Perceived improvements in clinical skills resulted not only from directly performing these tasks, but also from engaging in observational learning, such as listening to physicians and more senior medical students interact with patients: ‘What’s more … not active, but passive, if you listen to certain physicians doing triage, I find it incredibly instructive’ (P21). Another student shared that: ‘ … listening to others taking a medical history, those are things that I have to master at some point, and just as they approach the situation and talk to patients’ (P5).

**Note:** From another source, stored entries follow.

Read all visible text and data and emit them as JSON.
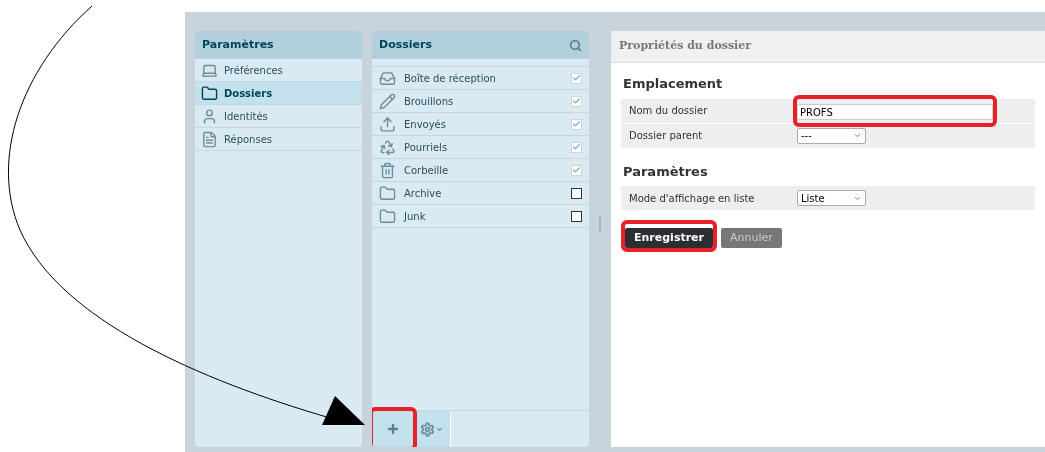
{
  "settings_panel": {
    "title": "Paramètres",
    "items": [
      {
        "label": "Préférences",
        "kind": "laptop",
        "selected": false
      },
      {
        "label": "Dossiers",
        "kind": "folder",
        "selected": true
      },
      {
        "label": "Identités",
        "kind": "person",
        "selected": false
      },
      {
        "label": "Réponses",
        "kind": "document",
        "selected": false
      }
    ]
  },
  "folders_panel": {
    "title": "Dossiers",
    "folders": [
      {
        "label": "Boîte de réception",
        "kind": "inbox",
        "checked": true,
        "disabled": true
      },
      {
        "label": "Brouillons",
        "kind": "pencil",
        "checked": true,
        "disabled": true
      },
      {
        "label": "Envoyés",
        "kind": "outbox",
        "checked": true,
        "disabled": true
      },
      {
        "label": "Pourriels",
        "kind": "junk",
        "checked": true,
        "disabled": true
      },
      {
        "label": "Corbeille",
        "kind": "trash",
        "checked": true,
        "disabled": true
      },
      {
        "label": "Archive",
        "kind": "folder",
        "checked": false,
        "disabled": false
      },
      {
        "label": "Junk",
        "kind": "folder",
        "checked": false,
        "disabled": false
      }
    ]
  },
  "properties": {
    "title": "Propriétés du dossier",
    "sections": [
      {
        "heading": "Emplacement",
        "rows": [
          {
            "label": "Nom du dossier",
            "kind": "text",
            "value": "PROFS",
            "highlighted": true
          },
          {
            "label": "Dossier parent",
            "kind": "select",
            "value": "---",
            "highlighted": false
          }
        ]
      },
      {
        "heading": "Paramètres",
        "rows": [
          {
            "label": "Mode d'affichage en liste",
            "kind": "select",
            "value": "Liste",
            "highlighted": false
          }
        ]
      }
    ],
    "buttons": [
      {
        "label": "Enregistrer",
        "kind": "primary",
        "highlighted": true
      },
      {
        "label": "Annuler",
        "kind": "secondary",
        "highlighted": false
      }
    ]
  }
}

Indeed, for most of the participants, the greatest perceived improvement was not in the realm of technical skills, but rather in the development of so-called ‘soft skills’ like patient-centered communication: ‘At times it was just the knowledge of human nature or dealing with patients. I think that was almost the biggest point from a medical point of view’ (P11). Every participant reported improvements in their level of communication skills and their ability to provide individual care for patients: ‘ … precisely this routine and the feeling of how to approach people and deal with them … you explain it step by step – … you meet a relatively large number of people and then have to assess how to approach them and explain everything quickly.’ (P2). Another participant described: ‘That you had to do something that was just not pleasant and then pack it in a communicative way so that it was still okay for the patient’ (P3). Some participants reported that these experiences boosted their confidence in managing difficult patients, while others reported that they developed better techniques for obtaining critical information faster while still making the patient feel understood – a skill they perceived as invaluable for their future clinical practice (P3, P21).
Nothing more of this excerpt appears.